The cut in the discount rate moves the rate to 5.75 percent from 6.25 percent. The more important federal funds rate remains unchanged at 5.25 percent. Some say that the discount window rate cut is mostly a symbolic act, since so little borrowing is made from the window. Others are saying that the borrowing at the discount window may increase since the cut close the gap between the two rates, making the penalty for borrowing with non-government securities far smaller.
Several companies that have recently had trouble borrowing money, including home lender Countrywide, may now find it easier and cheaper to borrow, as banks, thrifts and credit unions will be able to avail themselves of more cash to lend at cheaper rates in exchange for lower quality securities. It also may have the effect of creating a more liquid market in many credit products, including mortgage backed debt securities.
Another change coming from the the Fed may also help ease pressure on the credit markets. Ordinarily, money available at the discount window may only be borrowed on a very short term basis. Today the Fed has expanded the "repo periods" to as long as thirty days.

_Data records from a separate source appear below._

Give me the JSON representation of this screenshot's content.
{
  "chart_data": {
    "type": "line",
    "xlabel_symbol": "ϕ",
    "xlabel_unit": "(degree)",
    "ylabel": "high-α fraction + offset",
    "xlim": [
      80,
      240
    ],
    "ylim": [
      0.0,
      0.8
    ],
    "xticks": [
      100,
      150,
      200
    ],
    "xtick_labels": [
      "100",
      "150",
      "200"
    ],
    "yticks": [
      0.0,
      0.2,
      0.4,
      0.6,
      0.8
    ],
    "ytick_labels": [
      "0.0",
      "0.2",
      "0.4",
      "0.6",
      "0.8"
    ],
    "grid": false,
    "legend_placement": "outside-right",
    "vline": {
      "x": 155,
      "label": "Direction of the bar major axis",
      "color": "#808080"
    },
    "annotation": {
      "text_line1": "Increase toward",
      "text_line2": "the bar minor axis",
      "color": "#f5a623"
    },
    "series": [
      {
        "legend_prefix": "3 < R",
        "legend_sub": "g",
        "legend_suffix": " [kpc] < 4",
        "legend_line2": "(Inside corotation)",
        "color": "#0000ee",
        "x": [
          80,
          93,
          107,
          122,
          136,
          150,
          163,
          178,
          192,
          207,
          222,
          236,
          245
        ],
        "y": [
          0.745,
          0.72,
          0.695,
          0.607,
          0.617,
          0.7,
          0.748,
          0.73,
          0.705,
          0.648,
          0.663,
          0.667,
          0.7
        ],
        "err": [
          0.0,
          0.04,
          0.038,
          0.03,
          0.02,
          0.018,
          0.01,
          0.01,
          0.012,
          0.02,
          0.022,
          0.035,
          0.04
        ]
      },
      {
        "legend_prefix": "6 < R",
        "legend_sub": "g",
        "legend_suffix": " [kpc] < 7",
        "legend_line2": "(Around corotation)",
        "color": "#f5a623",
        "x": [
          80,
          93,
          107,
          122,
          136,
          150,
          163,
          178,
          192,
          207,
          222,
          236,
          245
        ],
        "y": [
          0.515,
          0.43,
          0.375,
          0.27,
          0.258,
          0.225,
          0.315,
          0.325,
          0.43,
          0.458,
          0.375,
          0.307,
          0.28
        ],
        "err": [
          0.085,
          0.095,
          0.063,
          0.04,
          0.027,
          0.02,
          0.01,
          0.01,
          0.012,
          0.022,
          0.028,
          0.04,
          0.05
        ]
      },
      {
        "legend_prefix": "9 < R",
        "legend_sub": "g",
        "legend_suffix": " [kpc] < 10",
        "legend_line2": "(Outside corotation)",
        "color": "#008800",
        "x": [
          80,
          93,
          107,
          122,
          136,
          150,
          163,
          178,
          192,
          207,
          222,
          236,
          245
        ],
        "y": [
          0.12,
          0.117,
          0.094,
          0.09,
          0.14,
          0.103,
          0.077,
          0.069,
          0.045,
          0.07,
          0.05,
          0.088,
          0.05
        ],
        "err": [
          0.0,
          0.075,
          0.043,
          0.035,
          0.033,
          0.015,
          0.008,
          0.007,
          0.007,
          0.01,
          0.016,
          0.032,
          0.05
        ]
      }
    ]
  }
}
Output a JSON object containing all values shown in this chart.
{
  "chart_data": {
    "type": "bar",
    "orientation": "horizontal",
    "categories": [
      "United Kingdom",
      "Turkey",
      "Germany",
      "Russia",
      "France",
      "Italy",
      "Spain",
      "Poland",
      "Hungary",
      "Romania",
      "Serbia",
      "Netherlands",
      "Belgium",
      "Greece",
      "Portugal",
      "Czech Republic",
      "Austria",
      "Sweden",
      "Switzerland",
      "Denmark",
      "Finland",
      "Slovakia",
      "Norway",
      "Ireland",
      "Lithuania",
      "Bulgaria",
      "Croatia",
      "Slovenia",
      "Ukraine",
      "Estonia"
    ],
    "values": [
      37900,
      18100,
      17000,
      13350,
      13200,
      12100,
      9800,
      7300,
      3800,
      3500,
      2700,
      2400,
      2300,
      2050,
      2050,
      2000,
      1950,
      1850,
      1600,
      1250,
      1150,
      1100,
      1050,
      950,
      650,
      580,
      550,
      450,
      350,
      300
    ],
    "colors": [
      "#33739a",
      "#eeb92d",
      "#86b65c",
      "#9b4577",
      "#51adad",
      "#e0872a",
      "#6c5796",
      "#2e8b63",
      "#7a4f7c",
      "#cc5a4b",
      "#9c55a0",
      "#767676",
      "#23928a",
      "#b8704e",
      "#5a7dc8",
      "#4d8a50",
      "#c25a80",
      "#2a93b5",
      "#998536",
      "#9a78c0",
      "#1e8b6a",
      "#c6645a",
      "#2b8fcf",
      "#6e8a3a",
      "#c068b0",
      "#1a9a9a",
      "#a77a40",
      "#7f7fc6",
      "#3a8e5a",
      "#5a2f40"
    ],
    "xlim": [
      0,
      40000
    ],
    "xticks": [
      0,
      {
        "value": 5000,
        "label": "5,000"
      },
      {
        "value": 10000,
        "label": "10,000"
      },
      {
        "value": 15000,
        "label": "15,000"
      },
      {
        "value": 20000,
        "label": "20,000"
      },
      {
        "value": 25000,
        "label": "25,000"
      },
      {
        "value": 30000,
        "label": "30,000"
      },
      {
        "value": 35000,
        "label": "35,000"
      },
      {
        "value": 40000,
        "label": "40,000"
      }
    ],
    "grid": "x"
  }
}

Equity futures jumped almost immediately. Although the Fed Funds target rate remains unchanged, the Federal Open Market Committee said it was monitoring market and economic conditions and was "prepared to act as needed to mitigate the adverse effects on the economy arising from the disruptions in financial markets."
The Fed cited "financial market conditions" and "tighter credit conditions" in making the move. Significantly, the Fed indicated that uncertainty in the credit and capital markets might extend beyond the financial markets and "restrain economic growth going forward." Many believe the recent freezing up of the commercial paper market may have prompted this morning's move.